I was thinking this morning about some sad and difficult discussions I have had with certain people over the last couple of years. When a sinful pattern surfaced, there were always certain things that seemed to follow…
“But I was angry.”
“We were in love, so it was ok.”
“I had a hard day at work.”
“My family life was rotten.”
“I deserve to have fun and be happy.”
“You did the same thing! No, wait, a worse thing!”
“You just don’t understand.”
“It’s not my fault.”
“I didn’t do anything wrong.”
Excuses for sin and brokenness over sin can never coexist.
The denial of sin does not erase it.
As long as I offer a “plausible” reason for my disobedience, I am not truly repentant.

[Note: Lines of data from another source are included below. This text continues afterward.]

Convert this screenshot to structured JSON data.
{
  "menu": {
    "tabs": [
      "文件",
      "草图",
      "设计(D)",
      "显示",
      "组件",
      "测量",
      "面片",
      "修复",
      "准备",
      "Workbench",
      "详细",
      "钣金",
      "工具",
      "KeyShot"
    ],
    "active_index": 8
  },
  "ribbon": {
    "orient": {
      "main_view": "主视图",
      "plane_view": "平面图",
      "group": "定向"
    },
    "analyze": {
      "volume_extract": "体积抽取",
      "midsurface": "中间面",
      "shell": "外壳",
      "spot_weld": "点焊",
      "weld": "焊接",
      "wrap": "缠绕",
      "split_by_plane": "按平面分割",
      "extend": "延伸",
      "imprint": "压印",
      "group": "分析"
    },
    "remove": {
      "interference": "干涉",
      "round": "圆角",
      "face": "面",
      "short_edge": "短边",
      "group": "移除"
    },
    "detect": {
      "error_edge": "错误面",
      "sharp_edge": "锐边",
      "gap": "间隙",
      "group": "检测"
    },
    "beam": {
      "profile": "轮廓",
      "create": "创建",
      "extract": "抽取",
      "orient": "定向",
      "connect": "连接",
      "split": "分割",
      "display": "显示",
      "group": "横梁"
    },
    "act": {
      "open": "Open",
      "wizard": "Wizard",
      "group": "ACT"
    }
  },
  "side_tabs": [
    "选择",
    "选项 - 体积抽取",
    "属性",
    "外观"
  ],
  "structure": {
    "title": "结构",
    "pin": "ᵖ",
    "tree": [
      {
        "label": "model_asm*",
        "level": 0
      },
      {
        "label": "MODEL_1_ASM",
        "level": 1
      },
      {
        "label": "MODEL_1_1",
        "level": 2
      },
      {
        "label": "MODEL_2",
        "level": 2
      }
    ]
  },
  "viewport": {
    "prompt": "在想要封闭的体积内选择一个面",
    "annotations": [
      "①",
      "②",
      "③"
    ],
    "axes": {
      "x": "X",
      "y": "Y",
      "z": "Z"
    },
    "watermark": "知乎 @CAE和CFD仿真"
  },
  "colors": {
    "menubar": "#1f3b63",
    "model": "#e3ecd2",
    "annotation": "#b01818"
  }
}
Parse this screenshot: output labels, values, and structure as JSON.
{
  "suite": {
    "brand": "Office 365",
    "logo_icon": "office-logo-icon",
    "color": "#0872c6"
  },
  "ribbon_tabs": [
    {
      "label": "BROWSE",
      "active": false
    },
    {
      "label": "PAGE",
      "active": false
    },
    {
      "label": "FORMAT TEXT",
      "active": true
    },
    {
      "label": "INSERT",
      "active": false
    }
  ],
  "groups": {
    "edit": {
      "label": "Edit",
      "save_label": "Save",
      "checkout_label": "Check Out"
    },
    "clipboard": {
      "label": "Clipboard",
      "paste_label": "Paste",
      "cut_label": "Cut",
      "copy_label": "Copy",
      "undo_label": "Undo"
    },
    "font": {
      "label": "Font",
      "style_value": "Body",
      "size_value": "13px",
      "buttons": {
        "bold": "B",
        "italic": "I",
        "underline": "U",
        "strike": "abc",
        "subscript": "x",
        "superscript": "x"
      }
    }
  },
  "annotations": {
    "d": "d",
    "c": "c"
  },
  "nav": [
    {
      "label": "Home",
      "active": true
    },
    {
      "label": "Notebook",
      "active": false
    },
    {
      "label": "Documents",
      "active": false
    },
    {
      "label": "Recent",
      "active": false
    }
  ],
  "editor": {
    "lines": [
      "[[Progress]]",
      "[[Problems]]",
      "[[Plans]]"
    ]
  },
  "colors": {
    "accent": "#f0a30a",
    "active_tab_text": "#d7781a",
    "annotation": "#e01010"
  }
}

As long as I avoid apologizing to those I have hurt by my words or actions, I avoid real repentance. I may say, “I made it right with God, so I don’t need to apologize to them.” But that attitude reveals that, in reality, I have not made it right with God.
As long as I avoid repentance, I avoid growth, grace and fellowship with God.
The apology based upon my own reasoning tries to get me off the hook, but succeeds in driving the barb deeper; true repentance admits you’re stuck, by your own doing, and asks God to pull you free.
Is. 66:2 But this is the one to whom I will look: he who is humble and contrite in spirit and trembles at my word.
Ps. 51:17 The sacrifices of God are a broken spirit; a broken and contrite heart, O God, you will not despise.
2 Cor. 7:9-10 I rejoice, not because you were grieved, but because you were grieved into repenting. For you felt a godly grief, so that you suffered no loss through us. For godly grief produces a repentance that leads to salvation without regret, whereas worldly grief produces death.